# Builder built house in wrong position



## James_Mac (29 Nov 2021)

I have a query in relation to an estate house we bough off plans. Looking on the County Council planning site there is a specified distance to the boundary wall in the estate planning application, however it looks like our builder has mistakenly laid foundations and build block-work closer to the boundary wall by more than a meter. We are at first floor level we we noticed this error and the builder is insisting there is no mistake. The site is under half an acre and narrow so you'll appreciate that moving the house out by that distance is not ideal as we are right up against a boundary wall.

What recourse do we have here? 
Is it too late to ask him to knock and move walls by the specified distance? 
Is there any action the council could take against us for the builders mistake?


----------



## Sue Ellen (29 Nov 2021)

What does your solicitor have to say about this?


----------



## cremeegg (29 Nov 2021)

Sue Ellen said:


> What does your solicitor have to say about this?


I would say an engineers report would be your first stop.

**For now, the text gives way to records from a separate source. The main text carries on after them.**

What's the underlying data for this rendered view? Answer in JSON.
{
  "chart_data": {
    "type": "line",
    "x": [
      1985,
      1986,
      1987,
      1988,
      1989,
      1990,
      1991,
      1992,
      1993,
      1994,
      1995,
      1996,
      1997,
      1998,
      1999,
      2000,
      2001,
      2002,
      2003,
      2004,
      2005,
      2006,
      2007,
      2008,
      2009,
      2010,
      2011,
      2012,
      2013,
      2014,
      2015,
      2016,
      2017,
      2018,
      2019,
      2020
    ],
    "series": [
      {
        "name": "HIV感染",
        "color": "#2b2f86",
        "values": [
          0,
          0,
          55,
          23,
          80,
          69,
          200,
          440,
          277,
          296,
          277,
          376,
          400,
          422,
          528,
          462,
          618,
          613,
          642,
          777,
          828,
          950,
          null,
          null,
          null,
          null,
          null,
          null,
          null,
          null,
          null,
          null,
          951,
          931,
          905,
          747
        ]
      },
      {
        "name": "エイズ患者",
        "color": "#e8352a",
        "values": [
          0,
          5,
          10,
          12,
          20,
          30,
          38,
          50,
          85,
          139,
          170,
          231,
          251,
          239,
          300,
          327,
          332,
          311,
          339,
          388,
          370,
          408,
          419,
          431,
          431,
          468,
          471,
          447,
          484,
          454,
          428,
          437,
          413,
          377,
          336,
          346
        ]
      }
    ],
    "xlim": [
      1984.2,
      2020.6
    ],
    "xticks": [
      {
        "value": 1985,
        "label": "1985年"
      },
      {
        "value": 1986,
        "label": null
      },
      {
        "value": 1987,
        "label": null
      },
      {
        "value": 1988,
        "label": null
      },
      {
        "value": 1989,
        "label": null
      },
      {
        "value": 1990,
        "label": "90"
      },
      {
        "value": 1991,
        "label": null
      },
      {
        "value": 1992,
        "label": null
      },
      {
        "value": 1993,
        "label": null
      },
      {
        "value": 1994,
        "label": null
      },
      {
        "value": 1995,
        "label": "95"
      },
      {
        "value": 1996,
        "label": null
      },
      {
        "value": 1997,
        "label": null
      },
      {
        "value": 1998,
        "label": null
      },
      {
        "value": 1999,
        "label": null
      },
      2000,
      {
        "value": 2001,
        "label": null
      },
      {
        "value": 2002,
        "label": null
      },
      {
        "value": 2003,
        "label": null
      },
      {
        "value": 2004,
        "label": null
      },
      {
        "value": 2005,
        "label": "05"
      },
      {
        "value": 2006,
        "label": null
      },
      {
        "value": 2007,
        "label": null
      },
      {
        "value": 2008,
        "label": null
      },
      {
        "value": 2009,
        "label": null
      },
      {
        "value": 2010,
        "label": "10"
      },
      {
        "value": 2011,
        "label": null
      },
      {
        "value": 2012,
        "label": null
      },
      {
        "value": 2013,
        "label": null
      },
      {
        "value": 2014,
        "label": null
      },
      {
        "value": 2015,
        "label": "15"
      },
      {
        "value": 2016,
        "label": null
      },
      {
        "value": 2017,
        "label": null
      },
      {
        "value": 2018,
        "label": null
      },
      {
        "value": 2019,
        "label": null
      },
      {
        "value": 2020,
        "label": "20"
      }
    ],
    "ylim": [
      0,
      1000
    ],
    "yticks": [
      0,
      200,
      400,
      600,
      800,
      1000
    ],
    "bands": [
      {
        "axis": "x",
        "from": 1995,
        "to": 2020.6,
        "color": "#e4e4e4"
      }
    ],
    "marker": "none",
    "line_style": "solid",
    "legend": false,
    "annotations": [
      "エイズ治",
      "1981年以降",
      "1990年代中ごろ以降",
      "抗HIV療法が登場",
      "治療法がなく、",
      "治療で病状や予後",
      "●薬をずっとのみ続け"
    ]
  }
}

"it looks like" is no basis to proceed, and indeed these things can be more complex than may be apparent.

If your engineer confirms that the building is not in accordance with the planning permission, and does not contextualise that statement in such a way as to remove any cause for complaint, then your solicitor may be able to give an opinion.

You might want to notify the council to ward off any future action from there.

You might want the builder to knock and rebuild, though that might take more than a strongly worded letter.

You might want to back out of the sale.

Does this issue arise with other houses in the estate?


----------



## Horatio (1 Dec 2021)

So the house & boundary wall are a meter closer than planned. Could it be the case that the boundary wall is in the wrong place & the house is correct? If that is the case then rectification may be simpler. Knock the wall & rebuild it in the right spot.

I would expect that all design measurements on the plan are based on a datum point. If the wall was pre-existing the build & is itself the datum point then it is more complex.

I would tread very carefully here if I were in your situation. While you may well be out of pocket for a meter of property, the implications of drawing attention to this with the local authority may evolve into a much bigger problem. I'd be trying to understand the problem at it's deepest level & resolving privately with the builder through compensation or similar before I'd bring in the council. In resolving privately with the builder I would be sure not to release him of any future responsibility (by assuming responsibility myself) of rectifying the situation should the local authorities pick up on this issue in future.

But that's just me.

Good luck - hope all works out for you...


----------



## Peanuts (1 Dec 2021)

Is the house parallel to the boundary wall along its entirety?


----------



## Leo (2 Dec 2021)

I'd ask for details of whoever is going to sign off on compliance and make sure they're aware of this issue and are prepared to put their insurance on the line in the event of problems.


----------